Hollwood's latest attempt at the perfect date movie sounds like a recipe for success: Bridges is handsome prince Dale Jenkins, a best-selling children's book author on the road to becoming the next Dr. Seuss. When he crosses paths with Vera Farmiga's Maggie Hart, even a wicked witch like me hopes for a happy ending. By the third act, however, I found myself wishing for a whole basket of poisoned apples.
Jeremy Renner plays Bart Powell, the best friend and illustrator who keeps Jenkins's career out of the toilet. After years of drunken debauchery, Jenkins has finally hit rock bottom. When authorities find the author passed out drunk near the Maurice Sendak display at the local Barnes & Noble, Powell knows he's in trouble, but a public brawl with nemesis Karl Schreiber (Christoph Waltz) at the Worldwide Writers Wee-Union is the last straw; it's time to get his friend a professional makeover.

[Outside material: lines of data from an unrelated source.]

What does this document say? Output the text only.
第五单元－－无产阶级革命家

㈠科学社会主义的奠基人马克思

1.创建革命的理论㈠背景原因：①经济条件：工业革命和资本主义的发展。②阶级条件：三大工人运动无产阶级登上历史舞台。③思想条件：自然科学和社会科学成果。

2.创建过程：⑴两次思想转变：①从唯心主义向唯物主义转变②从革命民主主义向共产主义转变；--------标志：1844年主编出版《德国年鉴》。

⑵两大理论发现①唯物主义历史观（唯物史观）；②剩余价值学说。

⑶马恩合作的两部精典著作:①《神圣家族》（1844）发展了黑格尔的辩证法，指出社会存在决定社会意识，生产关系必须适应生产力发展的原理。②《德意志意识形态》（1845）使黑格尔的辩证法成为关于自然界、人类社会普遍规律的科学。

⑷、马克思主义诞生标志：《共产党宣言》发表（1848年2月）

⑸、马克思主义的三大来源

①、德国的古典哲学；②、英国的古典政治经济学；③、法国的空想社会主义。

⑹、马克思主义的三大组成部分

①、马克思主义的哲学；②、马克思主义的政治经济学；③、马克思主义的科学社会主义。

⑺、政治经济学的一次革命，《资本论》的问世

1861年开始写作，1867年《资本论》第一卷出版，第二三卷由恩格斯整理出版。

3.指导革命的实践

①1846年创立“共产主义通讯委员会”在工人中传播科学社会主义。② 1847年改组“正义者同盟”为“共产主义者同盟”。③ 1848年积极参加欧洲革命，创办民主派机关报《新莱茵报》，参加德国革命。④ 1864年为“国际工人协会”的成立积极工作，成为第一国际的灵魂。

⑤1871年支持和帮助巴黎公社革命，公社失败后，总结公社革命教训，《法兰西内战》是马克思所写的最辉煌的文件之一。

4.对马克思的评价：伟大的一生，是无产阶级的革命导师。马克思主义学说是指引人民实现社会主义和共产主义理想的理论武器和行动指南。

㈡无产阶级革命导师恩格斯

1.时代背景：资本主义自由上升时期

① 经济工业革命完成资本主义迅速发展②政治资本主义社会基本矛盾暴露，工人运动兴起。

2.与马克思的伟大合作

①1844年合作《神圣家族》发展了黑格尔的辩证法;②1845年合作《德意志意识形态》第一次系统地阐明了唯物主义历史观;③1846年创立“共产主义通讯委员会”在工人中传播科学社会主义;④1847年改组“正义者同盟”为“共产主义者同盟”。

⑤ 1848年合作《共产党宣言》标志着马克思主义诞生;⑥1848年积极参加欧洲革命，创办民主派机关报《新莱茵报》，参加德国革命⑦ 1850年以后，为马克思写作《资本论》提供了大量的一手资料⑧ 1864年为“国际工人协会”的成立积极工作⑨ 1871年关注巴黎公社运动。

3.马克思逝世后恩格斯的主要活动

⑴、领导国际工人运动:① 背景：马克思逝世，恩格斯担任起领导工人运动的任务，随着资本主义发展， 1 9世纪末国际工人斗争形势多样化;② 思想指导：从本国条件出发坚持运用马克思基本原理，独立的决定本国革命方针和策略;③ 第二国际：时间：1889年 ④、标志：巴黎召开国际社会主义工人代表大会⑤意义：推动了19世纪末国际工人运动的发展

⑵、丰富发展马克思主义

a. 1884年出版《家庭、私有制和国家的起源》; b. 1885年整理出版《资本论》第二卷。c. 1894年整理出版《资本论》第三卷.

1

A makeover??? Really? REALLY? In a world full of mommy makeovers and extreme home makeovers and man boob makeovers, it should come as no surprise that a dumbass movie studio would leap at the chance to give Academy Award winner Jeff Bridges a freakin' makeover. What a brilliant use of his talents! Listen, people, if America wanted to see the man with a haircut and a clean shirt, we'd stop creaming our jeans over The Big Lebowski and Crazy Heart.
Despite the inane premise, publicist Maggie Hart initially provides a glimmer of hope. Rather than a typical spunky, spitfire cool chick, she enters the story with the elegance, subtle listening skills, and wry humor of Angelica Houston in The Royal Tenenbaums. Sadly, the film implies – through veiled, family-friendly innuendos – that she also exhibits the absurd sexual appetite and unnerving mind games of Glenn Close in Fatal Attraction. Ultimately it's nearly impossible to root for a woman who names her kids Hansel and Gretel.
All of this might be fun or at least amusing if the film didn't try so hard to be a relevant contribution to the Holocaust canon. Having Christoph Waltz play a German villain is one thing. Having Christoph Waltz write a secret manuscript for a book called Little Mr. Stink Trousers Explains Why Anne Frank Deserved It is enough to make Mel Gibson blush.
By the time the movie's antics reach a crescendo on a popular television talk show, the fairy tale has turned into a full-scale flop. The decision to use "Yakety Sax" (better known as the theme from The Benny Hill Show) in the final chase scene is an attempt to be... what? Retro? Kitschy? Unfortunately, the song has the same effect here that it always had then: it suggests that the star of the show is a dim-witted pedophile.
Not even a knight in shining armor could rescue this debacle in distress. Take my advice and abandon this Cinderella story at the box office.
Once Upon a Time is rated PG in a pathetic effort to render it a "family" movie. If you want your kids to be alcoholics with German enemies and cliched love lives, have at it.